Buying a Kodak Retina or any other camera on an Internet auction these days is easy, almost too easy. If you want to get the best deal, be willing to study the ads closely and figure out who's offering an accurate description and who's trying to unload a broken camera.

First off, remember that most of these cameras are at least 45 years old, and they often need some kind of maintenance, whether it be a simple cleaning or work on the shutter.

All of the cameras I have received required that the viewfinder be cleaned. Most required some cleaning and lubrication of the shutter assembly and about half needed excess oil removed from the aperture blades. WD40 isn't good for a camera. Take my word for it.

Learn from my mistakes.


Lens The front and rear elements of any Retina are matched. Always make sure that the serial number on the lens ring matches the number on the outer ring, as well as a number on the rear element. If the numbers don't match, don't buy the camera.

Also, ask about mold or fungus on the lens and ask for a closeup photo of the lens, if possible.

Body Look for wear on the door. Because of its design, it forces the user to put their right hand against the lens door. Over the years, the leather on some doors has worn through.

Shutter The Compur shutters are extremely reliable but are known to gum up and stutter or seize, especially with the slow speeds. Servicing them isn't difficult, but it can be disappointing to receive a camera that doesn't work correctly. Ask if the self-timer works.

Rangefinder The rangefinder uses a series of mirrors and prisms. It's not too tough to get a rangefinder calibrated. However, if someone has tried to clean the gilded mirror, which is covered with a semireflective coating, you'll find that the gilding comes off. The only fix for that is to replace the mirror. You can clean a foggy viewfinder. You can't regild a mirror.

Film advance The Retina uses a small toothed rack to cock the shutter. This isn't a particularly robust part and can wear or be broken under hard use. Ask if the shutter cocks correctly.


Ask questions Ask if the shutter works and if it focuses smoothly. These are two problem areas. If they give you a ridiculous answer, such as, "I don't know how to trip the shutter" (as one seller told me) be suspicious. Ask if the lens is clear or cloudy. Ask about whether the bellows are light-tight. If they can't answer these questions, don't buy it.

With the Retina IIc/C and IIIc/C, find out if the number on the lens's front of the lens matches the number on lens's rear element. You have to open the camera back.

Minty This is a seller's term to indicate that the camera is in "like new" condition. However, what qualifies as minty is open ended. This came from an eBay listing. First, the buyer says it's in "fantastic physical condition" except for some loss to the enamel. Then the buyer says the shutter gets stuck in the open position, but if you shake the camera a little, it closes.

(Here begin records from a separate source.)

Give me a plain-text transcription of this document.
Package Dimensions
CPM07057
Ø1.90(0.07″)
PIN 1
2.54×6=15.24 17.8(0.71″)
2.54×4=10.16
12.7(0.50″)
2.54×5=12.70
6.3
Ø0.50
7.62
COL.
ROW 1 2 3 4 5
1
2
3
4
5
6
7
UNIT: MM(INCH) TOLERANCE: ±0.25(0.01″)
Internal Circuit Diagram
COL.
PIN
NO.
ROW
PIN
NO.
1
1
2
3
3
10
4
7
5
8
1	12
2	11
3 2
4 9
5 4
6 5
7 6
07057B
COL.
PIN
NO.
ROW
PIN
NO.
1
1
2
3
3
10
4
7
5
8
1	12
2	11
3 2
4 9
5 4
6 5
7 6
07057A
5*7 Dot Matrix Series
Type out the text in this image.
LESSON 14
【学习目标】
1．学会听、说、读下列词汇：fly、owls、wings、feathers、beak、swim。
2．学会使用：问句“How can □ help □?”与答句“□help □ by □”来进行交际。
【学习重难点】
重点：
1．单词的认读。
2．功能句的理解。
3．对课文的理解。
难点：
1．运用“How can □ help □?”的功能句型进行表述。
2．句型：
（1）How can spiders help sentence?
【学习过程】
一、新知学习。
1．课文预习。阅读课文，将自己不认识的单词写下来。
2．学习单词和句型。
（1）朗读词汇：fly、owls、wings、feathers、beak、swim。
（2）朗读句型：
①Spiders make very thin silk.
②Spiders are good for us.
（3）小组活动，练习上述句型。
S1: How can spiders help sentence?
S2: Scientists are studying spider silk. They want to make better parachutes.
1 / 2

This Kodak Retina IIIC Camera is in fantastic physical condition. The only defect I can find is a small loss to the black enamel on the back right corner (see image), but there is no evidence it was ever impacted on this spot. In every respect this camera is super clean. the optics are clear/unmarred and the light meter works. The shutter works well at 1/30 of a second and faster, but at 1/15 of a second and slower it tends to get stuck in the open position. When this happens a little shake generally makes it close. Otherwise you have to use the wind release button to reset the shutter. I am not sure if this could be rectified by a cleaning only or if something more is required.

"Minty" cameras do not require you to shake them to close the shutter.

Rare If it really was that rare, it would be at Christies, not eBay? Plus, this is Kodak, whose goal was to make money through volume not exclusivity.

You won't find a nicer
camera like this one ...
Yes, if you wait a while, you will find a camera nicer than this. The real question is always: How badly to you want this camera?

A beauty not seen every day ... / Hard to find / every other
audacious claim.
See above.

L@@k, Wow!, multiple
exclamation points!!!
It might be a nice camera, but it's not that nice. It's not like you're buying the crown jewels.

Selling as is. When it's sold as is, you should assume there are going to be problems with the camera. It doesn't mean there are problems, but you should expect the worst. It's best if you know up front that the owner makes no claim that the camera will continue to work after you receive it. I prefer a seller to say that the camera is being auctioned "as is." Here's a typical description: 

Hard to find. Leather case to hold camera needs to be restitched otherwise in good condition. Lens is clear and because of it being an older camera I must sell it as-is.

"I don't know if it works ..."
"I'm not a camera expert ..."
Other claims of ignorance.
Look at the seller's profile. If he's selling 30 or 40 other cameras, I would be suspicious of the seller's claim of not knowing anything about cameras. However, if the person is selling a bunch of trinkets and nonphotographic items, then it's very possible they have no idea.